Sunday, November 11, 2012

For Veterans / Armistice Day: More Monuments of Jews who Died in World War I


For Veterans / Armistice Day: More Monuments of Jews who Died in World War I  
by Samuel D. Gruber (all photos Samuel D. Gruber 2011)

Today is Veterans' Day - originally  Armistice Day - celebrating the end of the First World War - the War to End all Wars (that didn't).  In honor of all Veterans, but especially Jews who fought and died on both sides in World War I, I refer you to some images of Jewish war memorials from Italy, Hungary and the Czech Republic that I first put only line in May 2009.

I am also adding a new one from the New Jewish Cemetery in Worms, Germany that I visited in 2011. worms, is much better know for its Old Jewish Cemetery and medieval synagogue and Judengasse, but it had a prosperous Jewish community until the rise of Hitler.

The Jewish community had been trying since the late 19th century to establish a new burial ground, since the old Jewish cemetery was filled.  In 1910 the community was able to establish the Hochheim cemetery, right next to the Hauptfriedhof Worms (Friedhof Hochheimer Höhe), with a separate entrance. The new cemetery was inaugurated in 1911, just a few years before the war.  


Inscribed in gold letters over a triumphal archway is the phrase "Unsern Henden" (Our Heroes). 


 Nineteen of Worms' Jews were killed in the war, their names are listed on the monument.

  
The monument was restored in 2006 with help from the Rotary Club Worms.

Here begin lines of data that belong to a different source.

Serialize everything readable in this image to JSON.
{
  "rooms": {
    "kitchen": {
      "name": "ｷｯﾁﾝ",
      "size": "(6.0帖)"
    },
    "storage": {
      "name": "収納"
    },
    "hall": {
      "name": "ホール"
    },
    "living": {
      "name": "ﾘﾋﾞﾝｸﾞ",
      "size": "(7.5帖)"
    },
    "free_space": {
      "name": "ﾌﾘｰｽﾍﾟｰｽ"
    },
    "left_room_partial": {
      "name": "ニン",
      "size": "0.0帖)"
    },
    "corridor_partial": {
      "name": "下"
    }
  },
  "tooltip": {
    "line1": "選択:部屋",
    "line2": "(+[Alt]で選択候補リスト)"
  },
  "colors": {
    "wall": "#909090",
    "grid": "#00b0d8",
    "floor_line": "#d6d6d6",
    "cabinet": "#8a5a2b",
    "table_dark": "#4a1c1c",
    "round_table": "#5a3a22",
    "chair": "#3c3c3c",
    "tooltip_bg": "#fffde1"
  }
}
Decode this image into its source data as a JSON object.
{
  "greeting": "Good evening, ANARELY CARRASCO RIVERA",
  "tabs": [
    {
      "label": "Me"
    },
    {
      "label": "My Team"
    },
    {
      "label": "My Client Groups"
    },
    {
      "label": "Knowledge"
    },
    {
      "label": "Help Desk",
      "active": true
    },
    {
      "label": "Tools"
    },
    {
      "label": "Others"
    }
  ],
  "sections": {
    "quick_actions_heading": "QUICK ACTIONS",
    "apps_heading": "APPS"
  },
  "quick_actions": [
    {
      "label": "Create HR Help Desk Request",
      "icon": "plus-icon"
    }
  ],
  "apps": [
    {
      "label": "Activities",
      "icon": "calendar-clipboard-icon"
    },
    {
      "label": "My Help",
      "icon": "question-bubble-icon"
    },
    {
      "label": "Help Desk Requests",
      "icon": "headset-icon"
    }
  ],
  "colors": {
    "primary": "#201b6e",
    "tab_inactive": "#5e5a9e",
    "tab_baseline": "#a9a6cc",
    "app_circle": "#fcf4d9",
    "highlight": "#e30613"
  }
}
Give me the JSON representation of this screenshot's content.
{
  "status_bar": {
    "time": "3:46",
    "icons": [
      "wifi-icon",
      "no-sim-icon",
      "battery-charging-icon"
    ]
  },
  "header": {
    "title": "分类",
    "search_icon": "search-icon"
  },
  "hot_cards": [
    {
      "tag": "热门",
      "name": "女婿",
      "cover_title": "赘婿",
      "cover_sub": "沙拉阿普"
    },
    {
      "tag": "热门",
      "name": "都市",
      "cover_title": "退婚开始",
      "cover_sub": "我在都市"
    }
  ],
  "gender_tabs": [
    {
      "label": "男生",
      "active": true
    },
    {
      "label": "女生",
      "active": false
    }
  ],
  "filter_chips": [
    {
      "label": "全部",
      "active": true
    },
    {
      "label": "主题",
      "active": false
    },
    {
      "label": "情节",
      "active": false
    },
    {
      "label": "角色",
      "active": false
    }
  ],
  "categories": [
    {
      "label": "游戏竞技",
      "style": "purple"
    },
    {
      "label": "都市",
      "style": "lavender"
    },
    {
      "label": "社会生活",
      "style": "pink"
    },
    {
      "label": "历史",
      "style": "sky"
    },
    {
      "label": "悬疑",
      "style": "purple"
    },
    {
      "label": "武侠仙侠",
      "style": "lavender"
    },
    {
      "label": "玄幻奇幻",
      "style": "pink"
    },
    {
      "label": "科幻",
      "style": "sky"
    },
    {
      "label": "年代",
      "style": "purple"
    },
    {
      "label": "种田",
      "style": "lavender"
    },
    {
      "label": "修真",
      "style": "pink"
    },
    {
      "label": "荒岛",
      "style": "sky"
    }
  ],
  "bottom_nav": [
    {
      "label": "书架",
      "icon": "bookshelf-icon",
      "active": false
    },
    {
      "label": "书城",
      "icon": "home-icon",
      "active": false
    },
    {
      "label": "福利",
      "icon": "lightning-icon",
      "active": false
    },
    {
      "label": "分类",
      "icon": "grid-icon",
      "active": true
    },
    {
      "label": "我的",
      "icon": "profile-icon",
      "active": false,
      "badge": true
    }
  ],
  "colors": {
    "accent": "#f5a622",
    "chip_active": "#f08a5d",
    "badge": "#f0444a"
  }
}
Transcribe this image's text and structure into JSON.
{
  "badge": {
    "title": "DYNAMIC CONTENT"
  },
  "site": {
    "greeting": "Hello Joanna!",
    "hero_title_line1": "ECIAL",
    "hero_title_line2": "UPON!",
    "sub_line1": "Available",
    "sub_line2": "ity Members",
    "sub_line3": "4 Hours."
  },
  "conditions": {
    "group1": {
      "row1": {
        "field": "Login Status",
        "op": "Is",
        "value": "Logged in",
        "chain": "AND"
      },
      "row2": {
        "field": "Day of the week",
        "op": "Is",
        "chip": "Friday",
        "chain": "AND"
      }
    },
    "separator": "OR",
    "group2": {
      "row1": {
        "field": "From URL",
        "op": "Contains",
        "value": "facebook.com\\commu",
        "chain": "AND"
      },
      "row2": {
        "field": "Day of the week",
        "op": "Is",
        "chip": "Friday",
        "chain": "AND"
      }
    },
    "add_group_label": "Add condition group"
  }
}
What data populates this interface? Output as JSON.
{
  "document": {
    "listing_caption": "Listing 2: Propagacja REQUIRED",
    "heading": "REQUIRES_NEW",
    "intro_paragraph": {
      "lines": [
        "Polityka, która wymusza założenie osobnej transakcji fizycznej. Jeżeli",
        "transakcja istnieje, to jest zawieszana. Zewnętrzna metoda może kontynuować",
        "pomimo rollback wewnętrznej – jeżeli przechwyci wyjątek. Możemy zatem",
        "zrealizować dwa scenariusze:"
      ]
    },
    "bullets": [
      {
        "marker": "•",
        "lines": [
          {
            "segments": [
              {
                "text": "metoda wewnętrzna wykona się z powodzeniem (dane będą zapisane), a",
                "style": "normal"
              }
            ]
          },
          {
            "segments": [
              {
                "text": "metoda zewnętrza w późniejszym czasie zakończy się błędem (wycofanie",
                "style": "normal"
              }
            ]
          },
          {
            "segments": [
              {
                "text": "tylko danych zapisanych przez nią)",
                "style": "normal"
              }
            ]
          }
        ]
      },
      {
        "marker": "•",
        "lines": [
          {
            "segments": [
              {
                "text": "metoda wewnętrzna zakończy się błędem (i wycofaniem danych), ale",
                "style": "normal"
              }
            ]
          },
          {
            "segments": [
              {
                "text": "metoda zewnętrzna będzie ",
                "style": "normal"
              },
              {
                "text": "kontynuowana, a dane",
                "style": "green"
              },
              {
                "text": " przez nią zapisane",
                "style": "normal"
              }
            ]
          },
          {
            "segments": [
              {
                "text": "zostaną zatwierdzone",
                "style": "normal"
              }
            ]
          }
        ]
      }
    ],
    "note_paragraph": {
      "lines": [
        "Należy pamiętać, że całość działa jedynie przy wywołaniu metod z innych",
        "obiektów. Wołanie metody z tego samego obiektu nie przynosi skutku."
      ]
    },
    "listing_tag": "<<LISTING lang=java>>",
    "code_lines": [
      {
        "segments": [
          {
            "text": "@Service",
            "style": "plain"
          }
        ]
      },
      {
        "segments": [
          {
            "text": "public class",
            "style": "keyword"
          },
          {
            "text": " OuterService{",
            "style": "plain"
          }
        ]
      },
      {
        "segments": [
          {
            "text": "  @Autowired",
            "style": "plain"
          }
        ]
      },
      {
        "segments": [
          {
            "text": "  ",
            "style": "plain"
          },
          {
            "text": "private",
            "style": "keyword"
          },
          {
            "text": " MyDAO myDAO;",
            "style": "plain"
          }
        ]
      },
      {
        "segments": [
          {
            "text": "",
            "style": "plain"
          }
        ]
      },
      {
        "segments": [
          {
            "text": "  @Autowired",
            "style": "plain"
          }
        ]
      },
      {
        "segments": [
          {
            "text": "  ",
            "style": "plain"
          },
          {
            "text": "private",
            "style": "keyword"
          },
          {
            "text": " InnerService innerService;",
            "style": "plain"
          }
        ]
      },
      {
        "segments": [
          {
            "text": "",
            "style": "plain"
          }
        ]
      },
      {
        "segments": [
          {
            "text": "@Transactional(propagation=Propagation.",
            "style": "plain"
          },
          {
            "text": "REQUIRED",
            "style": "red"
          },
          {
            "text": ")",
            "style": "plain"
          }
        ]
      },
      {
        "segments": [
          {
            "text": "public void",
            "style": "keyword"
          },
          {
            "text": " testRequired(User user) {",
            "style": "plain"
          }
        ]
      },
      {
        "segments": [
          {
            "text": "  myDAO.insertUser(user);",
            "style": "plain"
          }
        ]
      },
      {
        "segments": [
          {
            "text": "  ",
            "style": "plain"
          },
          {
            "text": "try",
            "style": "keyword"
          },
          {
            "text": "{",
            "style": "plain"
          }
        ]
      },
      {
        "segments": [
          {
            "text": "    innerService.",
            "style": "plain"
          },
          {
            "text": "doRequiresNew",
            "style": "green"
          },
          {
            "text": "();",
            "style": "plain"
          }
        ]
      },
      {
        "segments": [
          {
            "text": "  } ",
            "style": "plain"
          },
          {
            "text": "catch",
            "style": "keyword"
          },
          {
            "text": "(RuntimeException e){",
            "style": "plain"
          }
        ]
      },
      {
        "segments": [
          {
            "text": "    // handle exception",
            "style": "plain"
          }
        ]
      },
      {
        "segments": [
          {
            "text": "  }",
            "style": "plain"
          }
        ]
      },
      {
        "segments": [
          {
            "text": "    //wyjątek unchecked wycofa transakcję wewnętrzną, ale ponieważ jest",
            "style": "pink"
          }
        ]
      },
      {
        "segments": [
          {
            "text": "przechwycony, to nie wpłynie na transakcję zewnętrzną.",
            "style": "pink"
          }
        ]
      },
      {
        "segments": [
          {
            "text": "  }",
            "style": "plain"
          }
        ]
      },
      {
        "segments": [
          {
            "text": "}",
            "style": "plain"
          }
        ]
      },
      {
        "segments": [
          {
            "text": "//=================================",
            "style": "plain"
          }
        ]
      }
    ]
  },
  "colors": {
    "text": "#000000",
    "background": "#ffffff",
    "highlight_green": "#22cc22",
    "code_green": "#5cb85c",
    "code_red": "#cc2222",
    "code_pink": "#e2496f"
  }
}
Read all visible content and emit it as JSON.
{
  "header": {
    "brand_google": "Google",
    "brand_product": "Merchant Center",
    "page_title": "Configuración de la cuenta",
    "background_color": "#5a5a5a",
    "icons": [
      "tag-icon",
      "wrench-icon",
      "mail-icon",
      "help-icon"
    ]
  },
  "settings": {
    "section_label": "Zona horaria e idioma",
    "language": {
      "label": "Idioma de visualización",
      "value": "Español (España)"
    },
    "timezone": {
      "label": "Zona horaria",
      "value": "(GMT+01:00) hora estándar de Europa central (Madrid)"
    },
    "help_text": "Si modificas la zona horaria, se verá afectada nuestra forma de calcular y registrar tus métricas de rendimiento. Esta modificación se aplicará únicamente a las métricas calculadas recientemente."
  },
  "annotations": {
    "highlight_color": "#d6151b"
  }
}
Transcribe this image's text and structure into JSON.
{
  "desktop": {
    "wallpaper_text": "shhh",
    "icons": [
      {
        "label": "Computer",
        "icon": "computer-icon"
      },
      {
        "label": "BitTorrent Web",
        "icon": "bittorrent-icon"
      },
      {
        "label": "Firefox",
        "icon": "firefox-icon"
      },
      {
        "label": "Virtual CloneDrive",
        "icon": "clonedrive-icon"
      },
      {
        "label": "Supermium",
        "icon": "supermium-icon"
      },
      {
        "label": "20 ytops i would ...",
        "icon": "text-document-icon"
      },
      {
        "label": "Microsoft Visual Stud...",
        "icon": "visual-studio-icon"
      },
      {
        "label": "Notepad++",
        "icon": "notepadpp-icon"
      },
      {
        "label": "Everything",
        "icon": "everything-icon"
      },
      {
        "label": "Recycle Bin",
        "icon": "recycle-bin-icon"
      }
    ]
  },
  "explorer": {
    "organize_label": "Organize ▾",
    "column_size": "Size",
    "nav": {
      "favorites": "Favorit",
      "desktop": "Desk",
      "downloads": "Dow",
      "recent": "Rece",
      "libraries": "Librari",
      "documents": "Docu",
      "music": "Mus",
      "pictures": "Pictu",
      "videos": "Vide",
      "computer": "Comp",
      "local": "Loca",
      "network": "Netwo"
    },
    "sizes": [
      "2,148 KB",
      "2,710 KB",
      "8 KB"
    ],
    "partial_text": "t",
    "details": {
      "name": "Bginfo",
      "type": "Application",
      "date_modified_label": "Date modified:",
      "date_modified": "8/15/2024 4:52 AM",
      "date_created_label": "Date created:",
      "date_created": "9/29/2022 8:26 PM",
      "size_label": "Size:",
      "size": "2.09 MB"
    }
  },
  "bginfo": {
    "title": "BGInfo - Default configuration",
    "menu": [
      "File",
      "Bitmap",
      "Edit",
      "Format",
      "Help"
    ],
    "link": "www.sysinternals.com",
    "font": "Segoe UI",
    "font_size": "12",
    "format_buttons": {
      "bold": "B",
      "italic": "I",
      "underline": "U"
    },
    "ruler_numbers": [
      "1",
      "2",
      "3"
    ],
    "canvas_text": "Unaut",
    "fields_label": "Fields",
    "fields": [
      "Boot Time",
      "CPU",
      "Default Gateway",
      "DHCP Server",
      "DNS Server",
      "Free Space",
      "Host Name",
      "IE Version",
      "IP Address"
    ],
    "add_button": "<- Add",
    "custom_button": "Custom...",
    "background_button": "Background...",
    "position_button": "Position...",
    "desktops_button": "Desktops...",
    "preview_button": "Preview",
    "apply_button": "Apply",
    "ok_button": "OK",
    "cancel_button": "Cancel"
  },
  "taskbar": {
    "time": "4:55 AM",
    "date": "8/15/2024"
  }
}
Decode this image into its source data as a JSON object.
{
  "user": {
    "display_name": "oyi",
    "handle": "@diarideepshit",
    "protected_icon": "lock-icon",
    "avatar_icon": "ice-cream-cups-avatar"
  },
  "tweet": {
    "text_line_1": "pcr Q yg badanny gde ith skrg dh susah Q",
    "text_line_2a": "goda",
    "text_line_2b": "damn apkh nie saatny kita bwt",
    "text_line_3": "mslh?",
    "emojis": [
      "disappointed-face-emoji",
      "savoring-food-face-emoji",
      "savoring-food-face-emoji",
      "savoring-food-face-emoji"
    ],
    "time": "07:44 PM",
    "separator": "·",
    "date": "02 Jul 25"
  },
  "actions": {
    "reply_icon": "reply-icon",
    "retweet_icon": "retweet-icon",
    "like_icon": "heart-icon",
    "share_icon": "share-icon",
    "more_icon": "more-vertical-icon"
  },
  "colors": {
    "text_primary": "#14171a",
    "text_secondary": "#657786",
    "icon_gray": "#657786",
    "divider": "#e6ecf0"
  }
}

Ruth Ellen Gruber has posted more examples of Jewish War Monuments on her blog. Click here.

1 comment:

Hels said...

These monuments were always important for the bereaved families and communities. But they would have become symbolically even more important in 1939 when history was rewritten about Jewish soldiers in WW1. Those boys' enormous sacrifice for their beloved German fatherland was airbrushed away.